The bonus-point score was a stunning move, with ball transitioned rapidly from a line-out to Sean Maitland before the full-back released Graham for his second try.

Having been so influential in Scotland’s recovery, it was only right that Russell should add his name to the list of scorers with Scotland’s fifth try just moments later.

This time, Farrell’s attempted pass was intercepted by his opposite number, who juggled the ball several times before grasping it tightly and charging towards the tryline.

Daly, Farrell and Slade all attempted to chase after him, but their efforts were futile.

Russell converted his own try and – against all odds – Scotland were level. Former Scotland scrum-half Andy Nicol, on commentary for the BBC, put it perfectly.

Scotland were not done yet, though. Everything they attempted was coming off and with the Twickenham faithful stunned into silence, they took the lead for the first time.

With four minutes left on the clock, Sam Johnson arrived at the party, bursting through several tackles and crashing over the tryline for Scotland’s sixth unanswered try.

No team in international rugby history had ever come back from more than 29 points behind to win – but Scotland were just minutes away from doing just that.

There was to be one final act at Twickenham, though.

The clock had ticked into the red when England were awarded a penalty just inside the Scottish half, giving replacement fly-half Ford a chance to send the ball to the corner.
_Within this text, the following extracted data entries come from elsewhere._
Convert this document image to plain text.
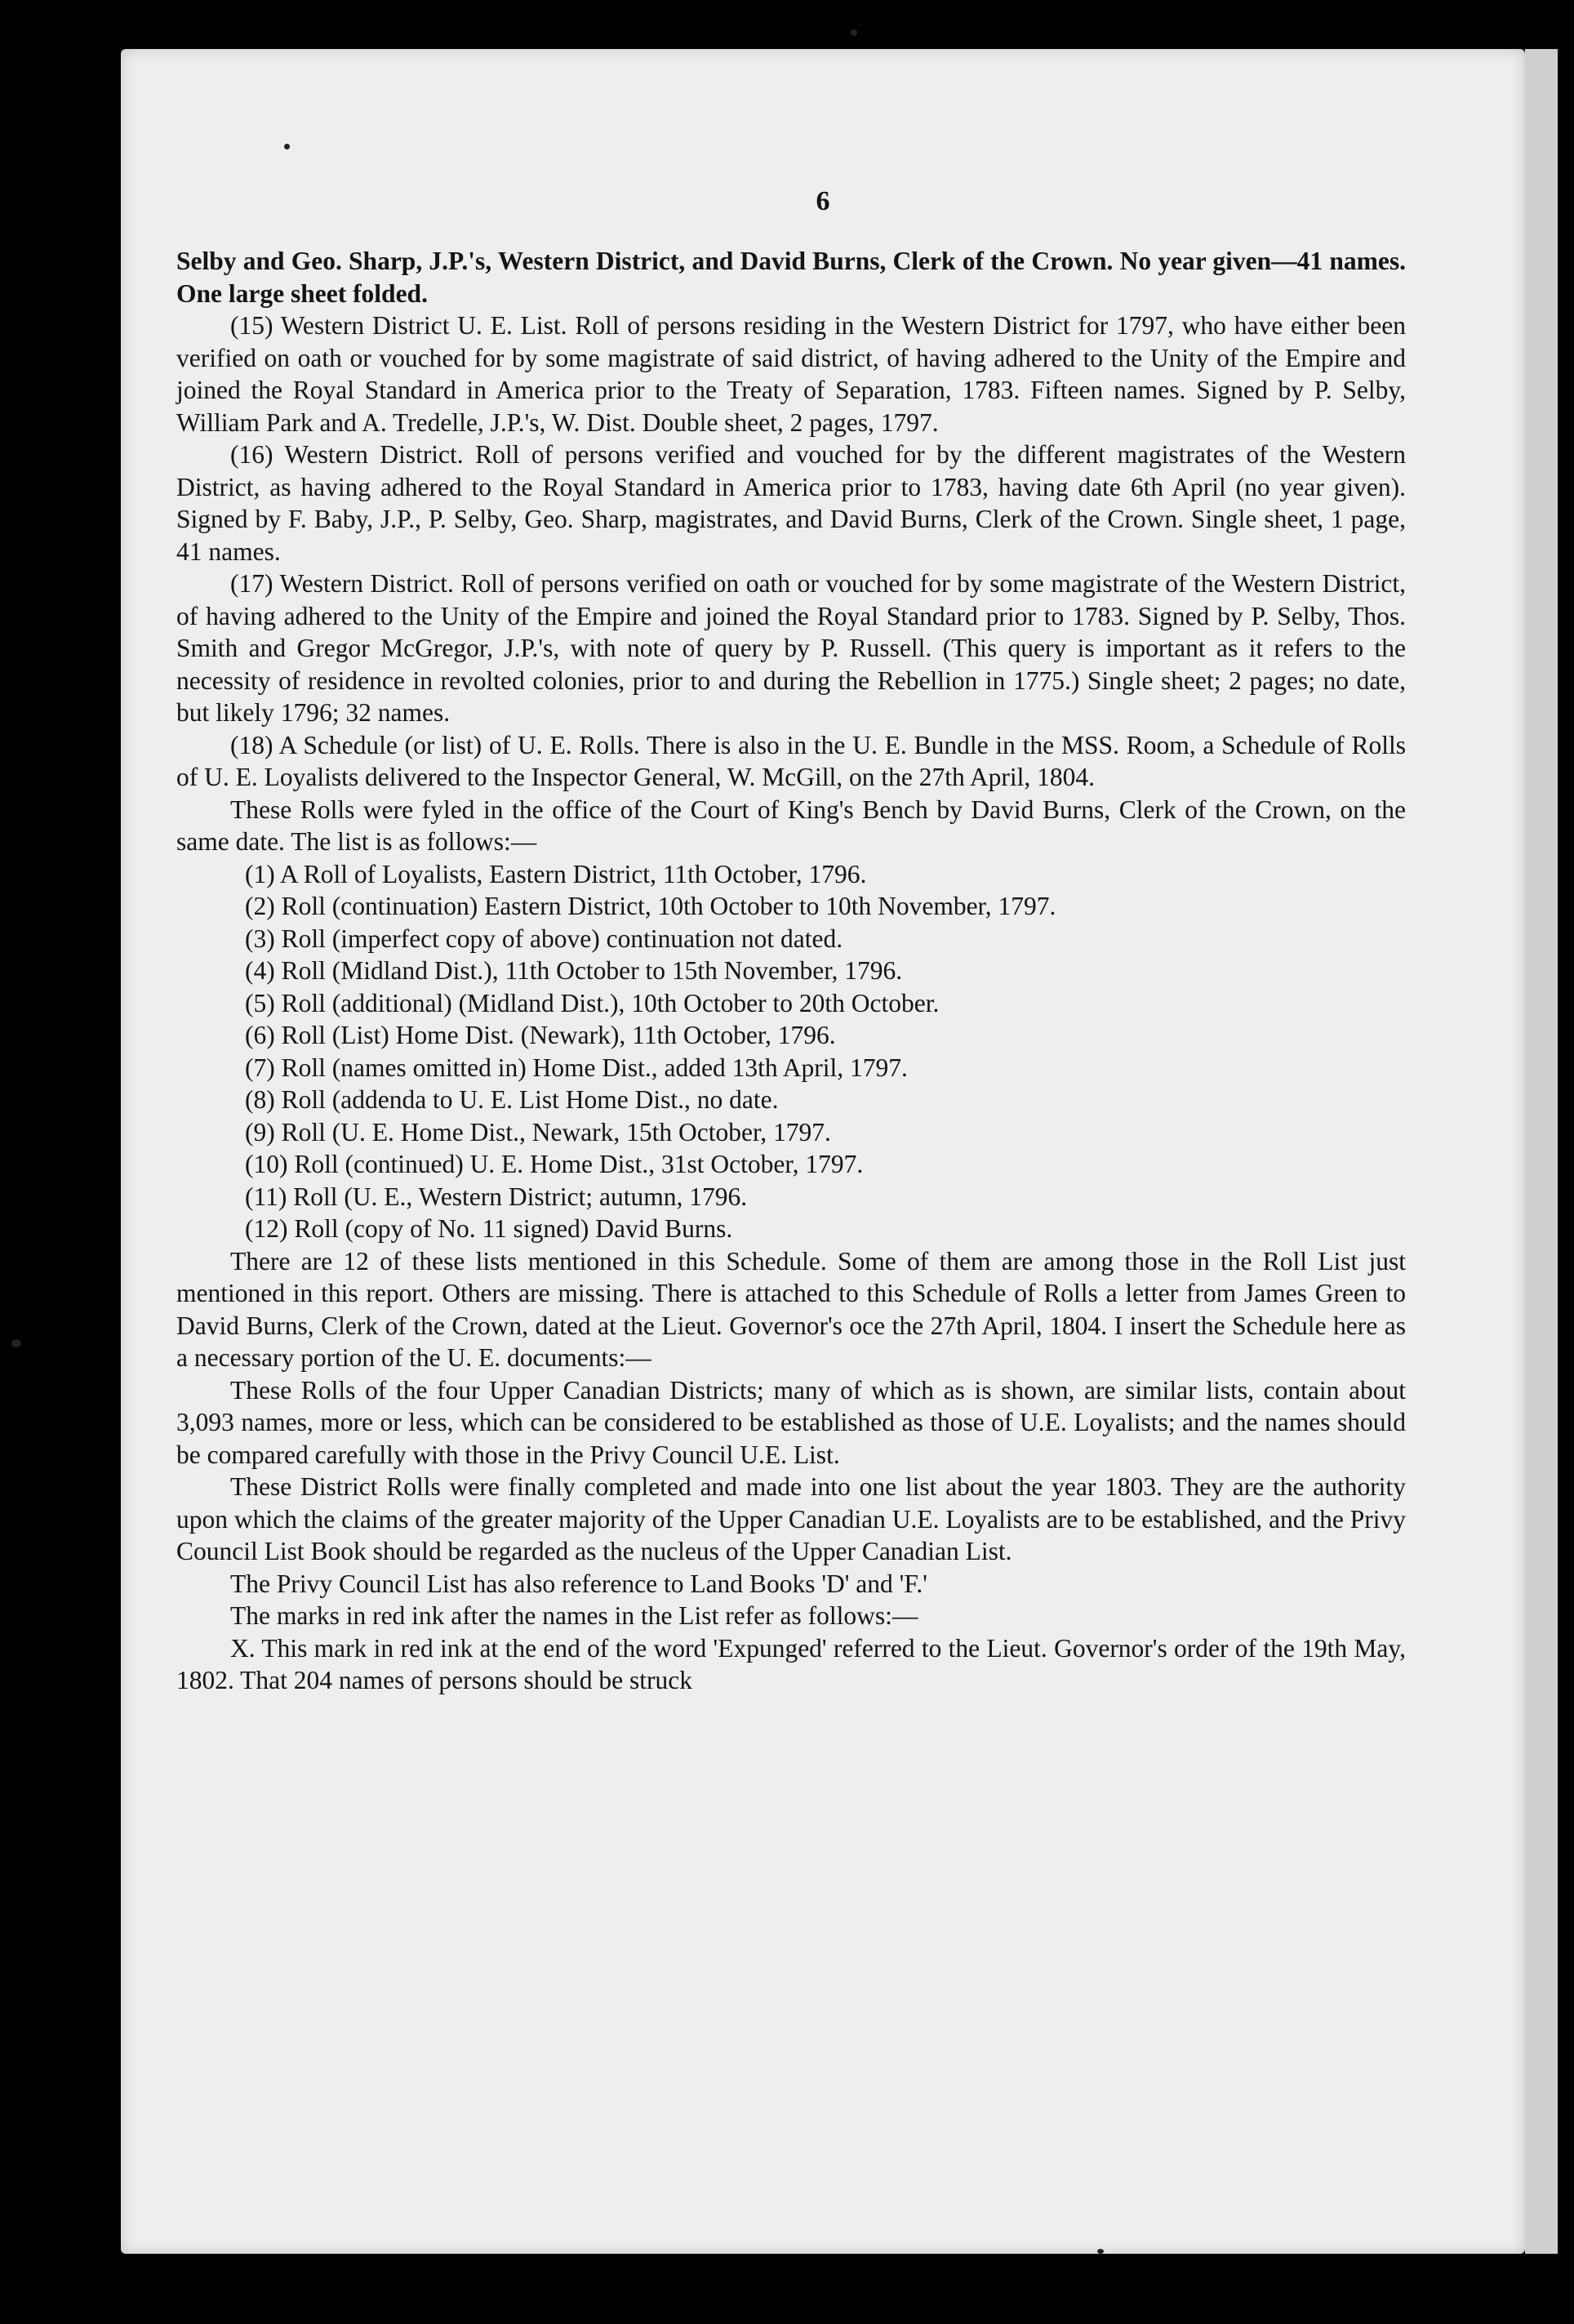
6

Selby and Geo. Sharp, J.P.'s, Western District, and David Burns, Clerk of the Crown. No year given—41 names. One large sheet folded.

(15) Western District U. E. List. Roll of persons residing in the Western District for 1797, who have either been verified on oath or vouched for by some magistrate of said district, of having adhered to the Unity of the Empire and joined the Royal Standard in America prior to the Treaty of Separation, 1783. Fifteen names. Signed by P. Selby, William Park and A. Tredelle, J.P.'s, W. Dist. Double sheet, 2 pages, 1797.

(16) Western District. Roll of persons verified and vouched for by the different magistrates of the Western District, as having adhered to the Royal Standard in America prior to 1783, having date 6th April (no year given). Signed by F. Baby, J.P., P. Selby, Geo. Sharp, magistrates, and David Burns, Clerk of the Crown. Single sheet, 1 page, 41 names.

(17) Western District. Roll of persons verified on oath or vouched for by some magistrate of the Western District, of having adhered to the Unity of the Empire and joined the Royal Standard prior to 1783. Signed by P. Selby, Thos. Smith and Gregor McGregor, J.P.'s, with note of query by P. Russell. (This query is important as it refers to the necessity of residence in revolted colonies, prior to and during the Rebellion in 1775.) Single sheet; 2 pages; no date, but likely 1796; 32 names.

(18) A Schedule (or list) of U. E. Rolls. There is also in the U. E. Bundle in the MSS. Room, a Schedule of Rolls of U. E. Loyalists delivered to the Inspector General, W. McGill, on the 27th April, 1804.

These Rolls were fyled in the office of the Court of King's Bench by David Burns, Clerk of the Crown, on the same date. The list is as follows:—

(1) A Roll of Loyalists, Eastern District, 11th October, 1796.
(2) Roll (continuation) Eastern District, 10th October to 10th November, 1797.
(3) Roll (imperfect copy of above) continuation not dated.
(4) Roll (Midland Dist.), 11th October to 15th November, 1796.
(5) Roll (additional) (Midland Dist.), 10th October to 20th October.
(6) Roll (List) Home Dist. (Newark), 11th October, 1796.
(7) Roll (names omitted in) Home Dist., added 13th April, 1797.
(8) Roll (addenda to U. E. List Home Dist., no date.
(9) Roll (U. E. Home Dist., Newark, 15th October, 1797.
(10) Roll (continued) U. E. Home Dist., 31st October, 1797.
(11) Roll (U. E., Western District; autumn, 1796.
(12) Roll (copy of No. 11 signed) David Burns.

There are 12 of these lists mentioned in this Schedule. Some of them are among those in the Roll List just mentioned in this report. Others are missing. There is attached to this Schedule of Rolls a letter from James Green to David Burns, Clerk of the Crown, dated at the Lieut. Governor's oce the 27th April, 1804. I insert the Schedule here as a necessary portion of the U. E. documents:—

These Rolls of the four Upper Canadian Districts; many of which as is shown, are similar lists, contain about 3,093 names, more or less, which can be considered to be established as those of U.E. Loyalists; and the names should be compared carefully with those in the Privy Council U.E. List.

These District Rolls were finally completed and made into one list about the year 1803. They are the authority upon which the claims of the greater majority of the Upper Canadian U.E. Loyalists are to be established, and the Privy Council List Book should be regarded as the nucleus of the Upper Canadian List.

The Privy Council List has also reference to Land Books 'D' and 'F.'

The marks in red ink after the names in the List refer as follows:—

X. This mark in red ink at the end of the word 'Expunged' referred to the Lieut. Governor's order of the 19th May, 1802. That 204 names of persons should be struck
England won the ball and moved it the left at speed and after Scotland conceded another penalty, and after a few more phases, Ford was able to find the gap to score in the 83rd minute.

Ford was greeted by a smiling Ben Te’o after dashing over the line, before dusting himself down and stepping up to convert from in front of the posts to seal a barely believable draw.
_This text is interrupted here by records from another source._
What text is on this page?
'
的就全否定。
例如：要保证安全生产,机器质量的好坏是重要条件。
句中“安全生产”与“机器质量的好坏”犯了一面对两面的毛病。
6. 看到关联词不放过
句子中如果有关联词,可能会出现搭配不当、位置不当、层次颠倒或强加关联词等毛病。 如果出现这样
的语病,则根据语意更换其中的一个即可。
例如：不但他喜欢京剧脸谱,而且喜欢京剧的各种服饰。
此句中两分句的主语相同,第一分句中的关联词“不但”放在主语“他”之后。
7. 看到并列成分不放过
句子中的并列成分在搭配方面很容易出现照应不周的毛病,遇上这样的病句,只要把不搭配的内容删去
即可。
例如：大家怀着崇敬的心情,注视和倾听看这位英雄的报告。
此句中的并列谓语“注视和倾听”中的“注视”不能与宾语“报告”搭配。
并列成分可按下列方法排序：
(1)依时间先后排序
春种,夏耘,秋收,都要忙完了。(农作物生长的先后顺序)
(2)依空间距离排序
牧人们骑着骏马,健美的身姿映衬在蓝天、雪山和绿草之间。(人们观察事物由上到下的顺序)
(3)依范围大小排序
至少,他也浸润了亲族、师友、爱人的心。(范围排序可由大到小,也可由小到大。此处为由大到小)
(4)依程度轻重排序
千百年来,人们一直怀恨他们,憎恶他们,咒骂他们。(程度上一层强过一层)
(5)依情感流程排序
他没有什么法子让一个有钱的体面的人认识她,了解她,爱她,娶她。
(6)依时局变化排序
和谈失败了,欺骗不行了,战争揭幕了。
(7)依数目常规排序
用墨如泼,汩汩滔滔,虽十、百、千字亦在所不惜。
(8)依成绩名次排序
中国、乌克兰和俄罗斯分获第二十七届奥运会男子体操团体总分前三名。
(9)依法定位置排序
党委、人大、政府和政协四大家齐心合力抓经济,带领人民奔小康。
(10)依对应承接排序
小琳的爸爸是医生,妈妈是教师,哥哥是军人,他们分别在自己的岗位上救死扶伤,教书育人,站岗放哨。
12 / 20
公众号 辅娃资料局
Neither side knew whether to celebrate at the final whistle, with England struggling to work out how they’d let slip a 31-point lead while Scottish hearts were broken at the end.

The result left Nicol almost speechless: “It is a roller coaster of emotions. I am not sure what to say.”

Russell, whose side retained the Calcutta Cup, echoed that feeling on the pitch, admitting his emotions were mixed. “For us to come out and have a second half like that shows the character the boys have,” he said.

One thing was sure, no one will ever forget the finale to the 2019 Guinness Six Nations.